My Princess

© Ryuuha Yuna

Gintama © Hideaki Sorachi


"... Shouyou-sensei... Kenapa... Kenapa Sensei mati! Kenapa Sensei meninggalkan kami!"

"Hime, hentikan!"

"Tidak, Sensei harus kembali! Sensei tidak boleh pergi!"

"Oi, Hime, kita harus pergi sekarang!'

"H-Hime, jangan lakukan itu!"

"KOHIME!"

.

Katsura Kohime pun terbangun dari tidurnya.

"Lagi-lagi, mimpi itu..."

Ia melirik ke arah jendela, langit mulai gelap dan berawan, sepertinya akan turun hujan.

"Aku harus ke tempat Sensei..." gumamnya.

Setelah mandi dan mengganti baju, hujan sudah turun dengan derasnya. Kohime pun menghela nafas dan duduk di sofa.

"... Sensei," gumamnya.

Gadis itu menghela nafas lagi, lalu melirik ke arloji di tangan kirinya.

"Sepertinya hari ini aku tidak jadi datang," pikirnya seraya mengeluarkan ponsel dari saku celananya.

Ia pun mengetik pesan di keypad ponselnya dengan cekatan.

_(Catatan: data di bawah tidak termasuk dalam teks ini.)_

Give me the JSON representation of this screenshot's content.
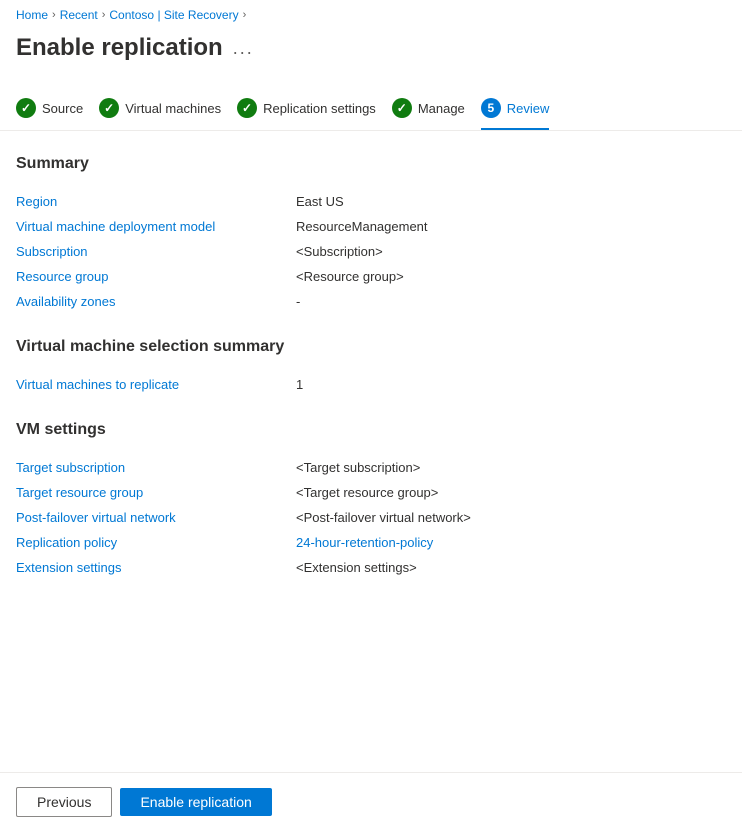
{
  "breadcrumb": {
    "home": "Home",
    "recent": "Recent",
    "contoso": "Contoso",
    "siteRecovery": "Site Recovery"
  },
  "page": {
    "title": "Enable replication",
    "menuIcon": "..."
  },
  "steps": [
    {
      "id": "source",
      "label": "Source",
      "state": "complete",
      "number": ""
    },
    {
      "id": "virtual-machines",
      "label": "Virtual machines",
      "state": "complete",
      "number": ""
    },
    {
      "id": "replication-settings",
      "label": "Replication settings",
      "state": "complete",
      "number": ""
    },
    {
      "id": "manage",
      "label": "Manage",
      "state": "complete",
      "number": ""
    },
    {
      "id": "review",
      "label": "Review",
      "state": "current",
      "number": "5"
    }
  ],
  "summary": {
    "title": "Summary",
    "rows": [
      {
        "label": "Region",
        "value": "East US",
        "isLink": false
      },
      {
        "label": "Virtual machine deployment model",
        "value": "ResourceManagement",
        "isLink": false
      },
      {
        "label": "Subscription",
        "value": "<Subscription>",
        "isLink": false
      },
      {
        "label": "Resource group",
        "value": "<Resource group>",
        "isLink": false
      },
      {
        "label": "Availability zones",
        "value": "-",
        "isLink": false
      }
    ]
  },
  "vmSelection": {
    "title": "Virtual machine selection summary",
    "rows": [
      {
        "label": "Virtual machines to replicate",
        "value": "1",
        "isLink": false
      }
    ]
  },
  "vmSettings": {
    "title": "VM settings",
    "rows": [
      {
        "label": "Target subscription",
        "value": "<Target subscription>",
        "isLink": false
      },
      {
        "label": "Target resource group",
        "value": "<Target resource group>",
        "isLink": false
      },
      {
        "label": "Post-failover virtual network",
        "value": "<Post-failover virtual network>",
        "isLink": false
      },
      {
        "label": "Replication policy",
        "value": "24-hour-retention-policy",
        "isLink": true
      },
      {
        "label": "Extension settings",
        "value": "<Extension settings>",
        "isLink": false
      }
    ]
  },
  "footer": {
    "previousLabel": "Previous",
    "enableLabel": "Enable replication"
  },
  "icons": {
    "checkmark": "✓",
    "ellipsis": "···"
  }
}
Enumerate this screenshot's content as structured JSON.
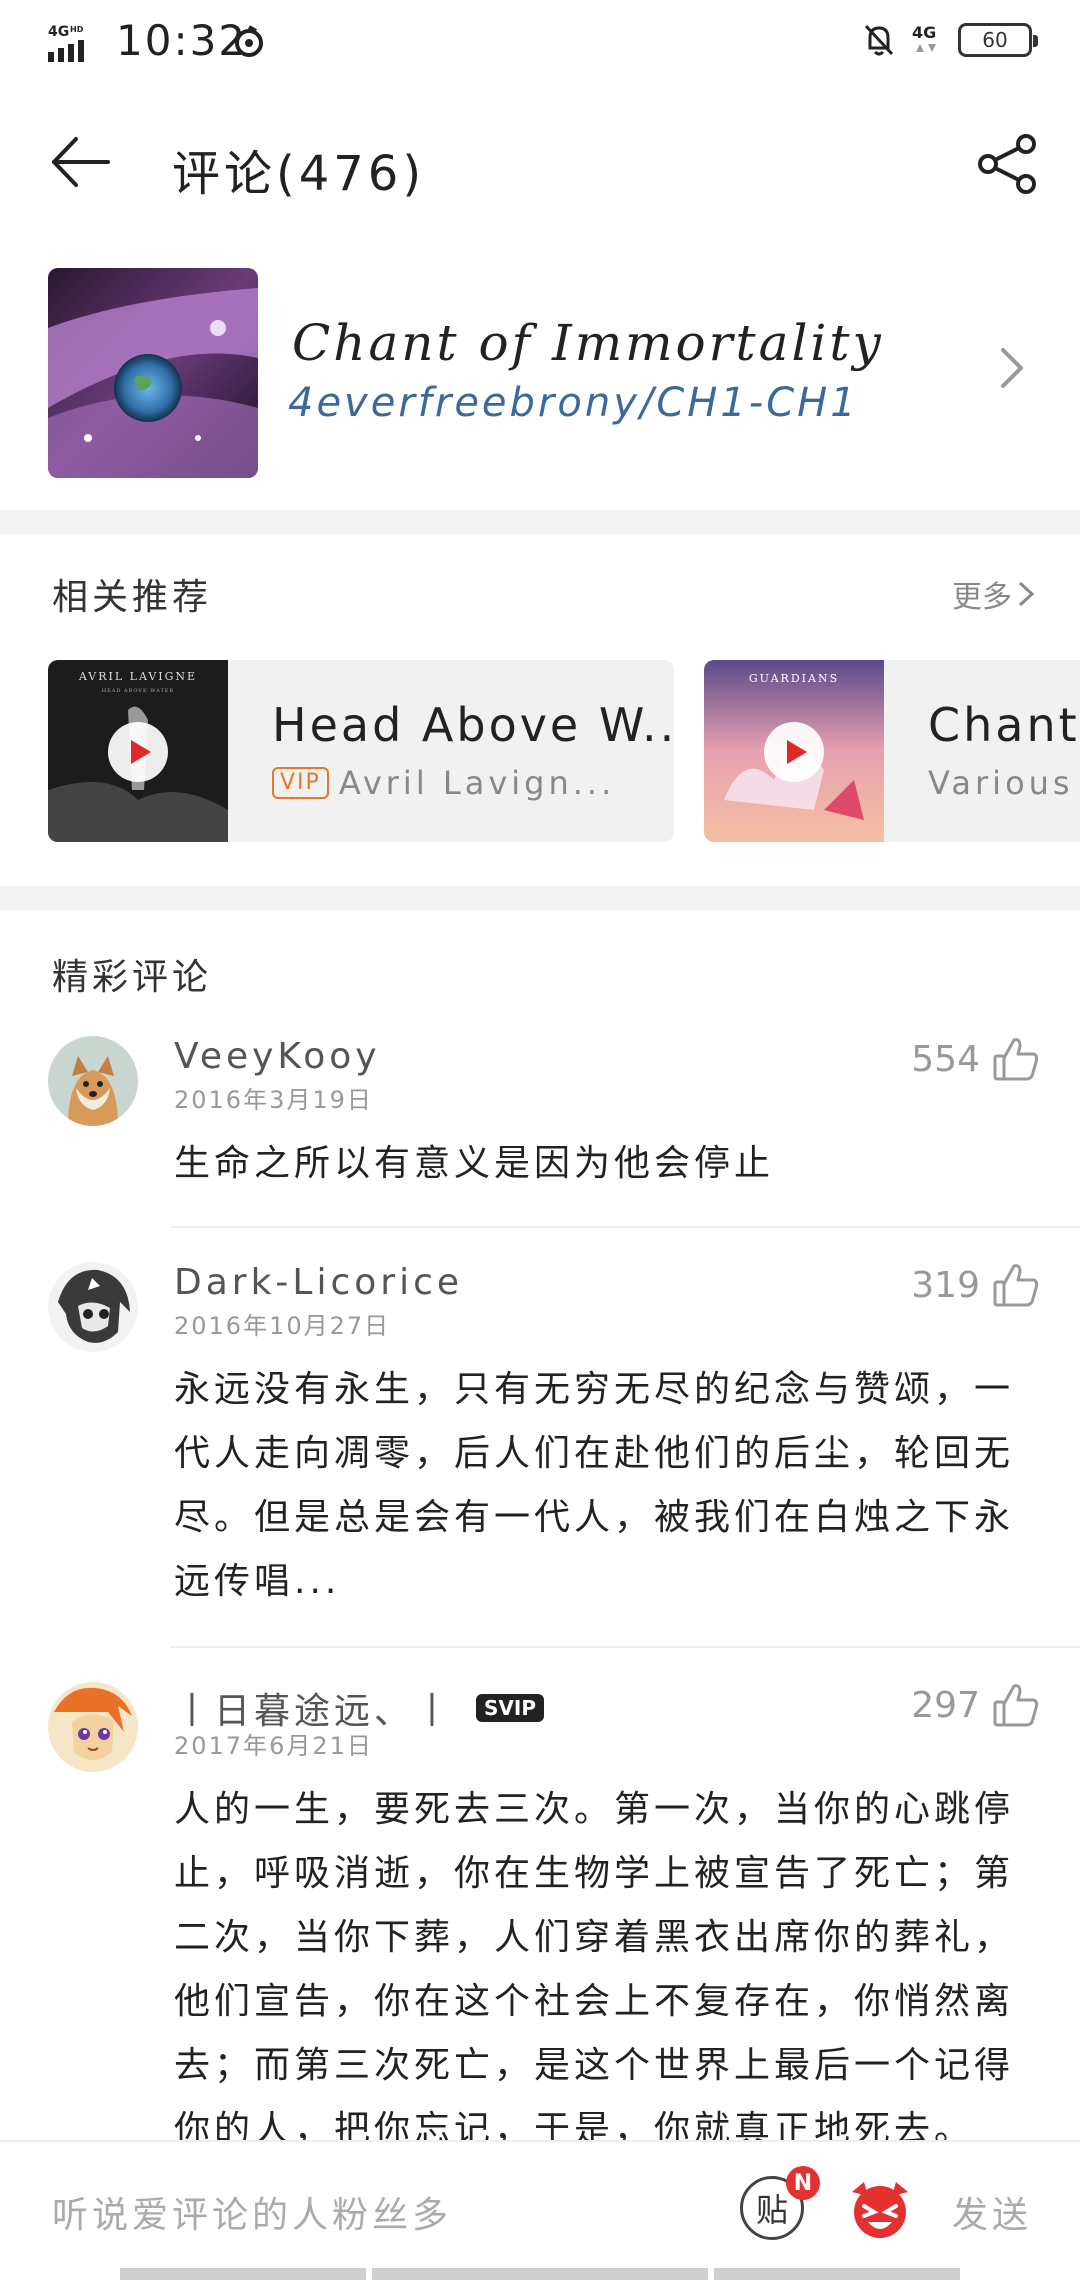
{
  "status_bar": {
    "network": "4GHD",
    "time": "10:32",
    "network_right": "4G",
    "battery": "60"
  },
  "header": {
    "title": "评论(476)"
  },
  "song": {
    "title": "Chant of Immortality",
    "artist": "4everfreebrony/CH1-CH1"
  },
  "related": {
    "title": "相关推荐",
    "more": "更多",
    "items": [
      {
        "title": "Head Above W...",
        "vip": "VIP",
        "artist": "Avril Lavign...",
        "cover_text": "AVRIL LAVIGNE",
        "cover_sub": "HEAD ABOVE WATER"
      },
      {
        "title": "Chant",
        "artist": "Various",
        "cover_text": "GUARDIANS"
      }
    ]
  },
  "comments_section": {
    "title": "精彩评论",
    "comments": [
      {
        "user": "VeeyKooy",
        "date": "2016年3月19日",
        "likes": "554",
        "text": "生命之所以有意义是因为他会停止"
      },
      {
        "user": "Dark-Licorice",
        "date": "2016年10月27日",
        "likes": "319",
        "text": "永远没有永生，只有无穷无尽的纪念与赞颂，一代人走向凋零，后人们在赴他们的后尘，轮回无尽。但是总是会有一代人，被我们在白烛之下永远传唱..."
      },
      {
        "user": "丨日暮途远、丨",
        "badge": "SVIP",
        "date": "2017年6月21日",
        "likes": "297",
        "text": "人的一生，要死去三次。第一次，当你的心跳停止，呼吸消逝，你在生物学上被宣告了死亡；第二次，当你下葬，人们穿着黑衣出席你的葬礼，他们宣告，你在这个社会上不复存在，你悄然离去；而第三次死亡，是这个世界上最后一个记得你的人，把你忘记，于是，你就真正地死去。"
      }
    ]
  },
  "bottom_bar": {
    "placeholder": "听说爱评论的人粉丝多",
    "tie_label": "贴",
    "notif_badge": "N",
    "send": "发送"
  },
  "colors": {
    "accent_link": "#3a6a9c",
    "vip_orange": "#e8772e",
    "badge_red": "#e53030",
    "play_red": "#e02828"
  }
}
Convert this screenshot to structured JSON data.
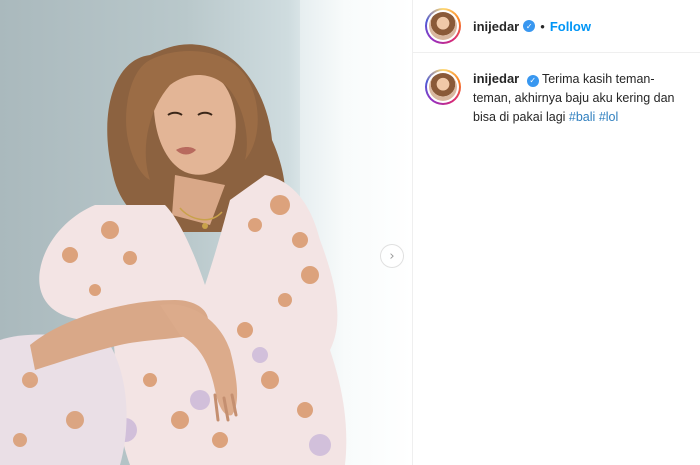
{
  "post": {
    "username": "inijedar",
    "follow_label": "Follow",
    "separator": "•",
    "caption_text": "Terima kasih teman-teman, akhirnya baju aku kering dan bisa di pakai lagi",
    "hashtags": [
      "#bali",
      "#lol"
    ]
  },
  "icons": {
    "verified": "verified-badge-icon",
    "next": "chevron-right-icon"
  },
  "colors": {
    "accent": "#0095f6",
    "verified": "#3897f0",
    "hashtag": "#2f7fbf"
  }
}
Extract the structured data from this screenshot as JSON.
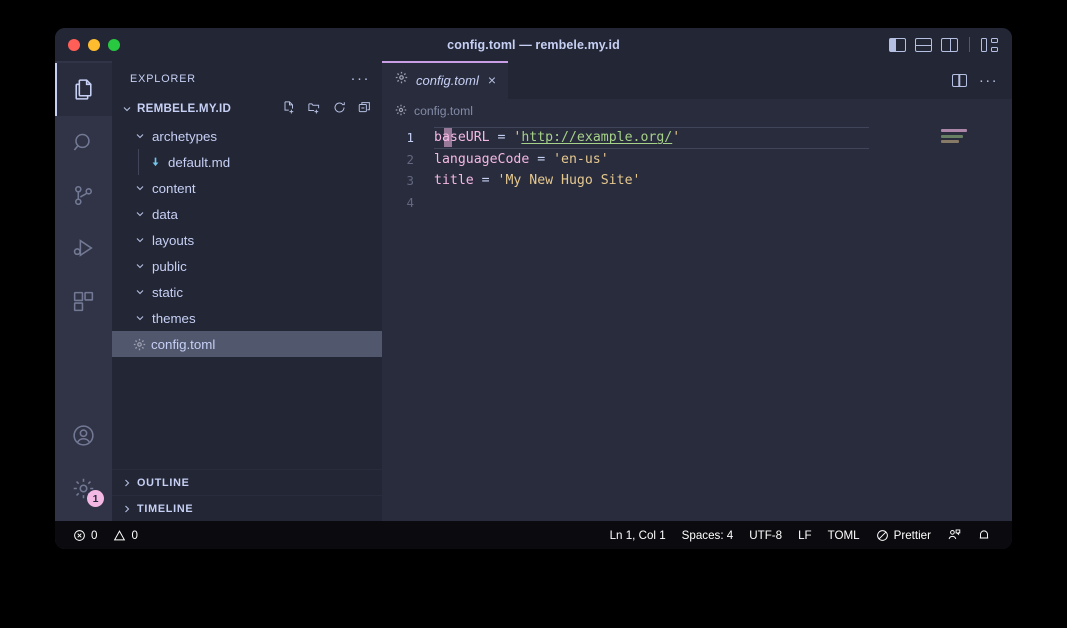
{
  "window": {
    "title": "config.toml — rembele.my.id",
    "traffic_lights": [
      "close",
      "minimize",
      "zoom"
    ],
    "layout_toggles": [
      {
        "name": "toggle-primary-sidebar",
        "icon": "primary-sidebar-icon"
      },
      {
        "name": "toggle-panel",
        "icon": "panel-icon"
      },
      {
        "name": "toggle-secondary-sidebar",
        "icon": "secondary-sidebar-icon"
      },
      {
        "name": "customize-layout",
        "icon": "customize-layout-icon"
      }
    ]
  },
  "activity_bar": {
    "items": [
      {
        "name": "explorer",
        "icon": "files-icon",
        "active": true,
        "badge": null
      },
      {
        "name": "search",
        "icon": "search-icon",
        "active": false,
        "badge": null
      },
      {
        "name": "source-control",
        "icon": "source-control-icon",
        "active": false,
        "badge": null
      },
      {
        "name": "run-and-debug",
        "icon": "run-debug-icon",
        "active": false,
        "badge": null
      },
      {
        "name": "extensions",
        "icon": "extensions-icon",
        "active": false,
        "badge": null
      },
      {
        "name": "accounts",
        "icon": "account-icon",
        "active": false,
        "badge": null
      },
      {
        "name": "manage-settings",
        "icon": "gear-icon",
        "active": false,
        "badge": "1"
      }
    ],
    "badge_color": "#f4b8e4"
  },
  "sidebar": {
    "header": "EXPLORER",
    "header_more": "···",
    "folder": {
      "name": "REMBELE.MY.ID",
      "expanded": true,
      "actions": [
        "new-file",
        "new-folder",
        "refresh-explorer",
        "collapse-folders"
      ]
    },
    "tree": [
      {
        "label": "archetypes",
        "type": "folder",
        "depth": 0,
        "expanded": true,
        "selected": false
      },
      {
        "label": "default.md",
        "type": "markdown-file",
        "depth": 1,
        "expanded": false,
        "selected": false
      },
      {
        "label": "content",
        "type": "folder",
        "depth": 0,
        "expanded": true,
        "selected": false
      },
      {
        "label": "data",
        "type": "folder",
        "depth": 0,
        "expanded": true,
        "selected": false
      },
      {
        "label": "layouts",
        "type": "folder",
        "depth": 0,
        "expanded": true,
        "selected": false
      },
      {
        "label": "public",
        "type": "folder",
        "depth": 0,
        "expanded": true,
        "selected": false
      },
      {
        "label": "static",
        "type": "folder",
        "depth": 0,
        "expanded": true,
        "selected": false
      },
      {
        "label": "themes",
        "type": "folder",
        "depth": 0,
        "expanded": true,
        "selected": false
      },
      {
        "label": "config.toml",
        "type": "config-file",
        "depth": 0,
        "expanded": false,
        "selected": true
      }
    ],
    "sections": [
      {
        "label": "OUTLINE",
        "expanded": false
      },
      {
        "label": "TIMELINE",
        "expanded": false
      }
    ]
  },
  "editor": {
    "tabs": [
      {
        "label": "config.toml",
        "icon": "gear-icon",
        "active": true,
        "preview": true,
        "close": "×"
      }
    ],
    "tab_actions": [
      "split-editor",
      "more-actions"
    ],
    "breadcrumb": {
      "icon": "gear-icon",
      "label": "config.toml"
    },
    "language": "toml",
    "lines": [
      {
        "number": "1",
        "active": true,
        "tokens": [
          {
            "text": "baseURL",
            "kind": "key"
          },
          {
            "text": " = ",
            "kind": "eq"
          },
          {
            "text": "'",
            "kind": "str"
          },
          {
            "text": "http://example.org/",
            "kind": "link"
          },
          {
            "text": "'",
            "kind": "str"
          }
        ]
      },
      {
        "number": "2",
        "active": false,
        "tokens": [
          {
            "text": "languageCode",
            "kind": "key"
          },
          {
            "text": " = ",
            "kind": "eq"
          },
          {
            "text": "'en-us'",
            "kind": "str"
          }
        ]
      },
      {
        "number": "3",
        "active": false,
        "tokens": [
          {
            "text": "title",
            "kind": "key"
          },
          {
            "text": " = ",
            "kind": "eq"
          },
          {
            "text": "'My New Hugo Site'",
            "kind": "str"
          }
        ]
      },
      {
        "number": "4",
        "active": false,
        "tokens": []
      }
    ]
  },
  "status_bar": {
    "left": [
      {
        "name": "error-count",
        "icon": "error-icon",
        "text": "0"
      },
      {
        "name": "warning-count",
        "icon": "warning-icon",
        "text": "0"
      }
    ],
    "right": [
      {
        "name": "cursor-position",
        "icon": null,
        "text": "Ln 1, Col 1"
      },
      {
        "name": "indentation",
        "icon": null,
        "text": "Spaces: 4"
      },
      {
        "name": "encoding",
        "icon": null,
        "text": "UTF-8"
      },
      {
        "name": "line-endings",
        "icon": null,
        "text": "LF"
      },
      {
        "name": "language-mode",
        "icon": null,
        "text": "TOML"
      },
      {
        "name": "prettier-formatter",
        "icon": "circle-slash-icon",
        "text": "Prettier"
      },
      {
        "name": "feedback",
        "icon": "feedback-icon",
        "text": ""
      },
      {
        "name": "notifications",
        "icon": "bell-icon",
        "text": ""
      }
    ]
  },
  "theme": {
    "editor_bg": "#292c3c",
    "sidebar_bg": "#232634",
    "activity_bg": "#303446",
    "status_bg": "#0b0b0f",
    "accent": "#ca9ee6",
    "selection": "#51576d",
    "text": "#c6d0f5",
    "key_color": "#f4b8e4",
    "string_color": "#e5c890",
    "link_color": "#a6d189"
  }
}
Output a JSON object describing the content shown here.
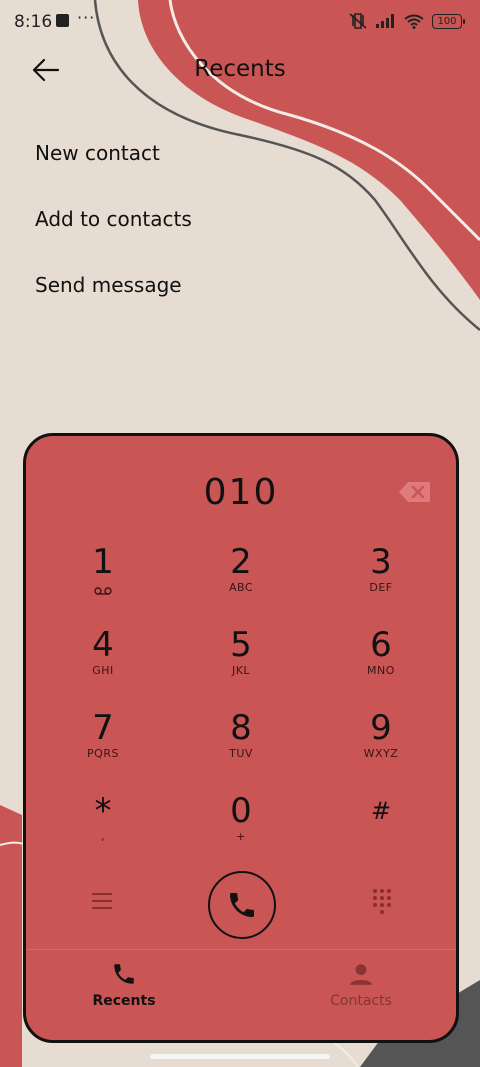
{
  "status_bar": {
    "time": "8:16",
    "more": "···",
    "battery": "100"
  },
  "header": {
    "title": "Recents"
  },
  "menu": {
    "items": [
      "New contact",
      "Add to contacts",
      "Send message"
    ]
  },
  "dialer": {
    "number": "010",
    "keys": [
      {
        "num": "1",
        "letters": ""
      },
      {
        "num": "2",
        "letters": "ABC"
      },
      {
        "num": "3",
        "letters": "DEF"
      },
      {
        "num": "4",
        "letters": "GHI"
      },
      {
        "num": "5",
        "letters": "JKL"
      },
      {
        "num": "6",
        "letters": "MNO"
      },
      {
        "num": "7",
        "letters": "PQRS"
      },
      {
        "num": "8",
        "letters": "TUV"
      },
      {
        "num": "9",
        "letters": "WXYZ"
      },
      {
        "num": "*",
        "letters": ","
      },
      {
        "num": "0",
        "letters": "+"
      },
      {
        "num": "#",
        "letters": ""
      }
    ]
  },
  "tabs": [
    {
      "label": "Recents",
      "icon": "phone-icon",
      "active": true
    },
    {
      "label": "Contacts",
      "icon": "person-icon",
      "active": false
    }
  ],
  "colors": {
    "background": "#e6dcd1",
    "accent": "#c95555",
    "dark": "#555555"
  }
}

Tulisannya:

'Ano, Shouyou-sensei, gomennasai, hari ini aku tidak bisa datang karena hujan. Hontou ni gomennasai..

Dari: Kohime'

.

"... Masih hujan," gumam Kohime. Tampaknya sejak kemarin, ia terus menunggu hingga hujan ini berhenti. Ia pun menghela nafas dan hanya memandangi titik-titik air dari jendela.

Ia pun mengetik pesan di ponselnya, tulisannya:

'Gomennasai, Shouyou-sensei. Aku tidak bisa datang karena hujan. Tapi, aku berjanji akan segera ke sana saat hujan sudah reda..

Dari: Kohime'

.

Kohime yang tertidur pulas di sofa, tiba-tiba terbangun karena ponselnya berbunyi.

'Hey, Hime, hari ini kau akan ke tempat itu? Mau ku jemput?

Dari: Gintoki'

Melihat pesan itu di layar ponselnya, Kohime mengetikkan balasan dengan ragu.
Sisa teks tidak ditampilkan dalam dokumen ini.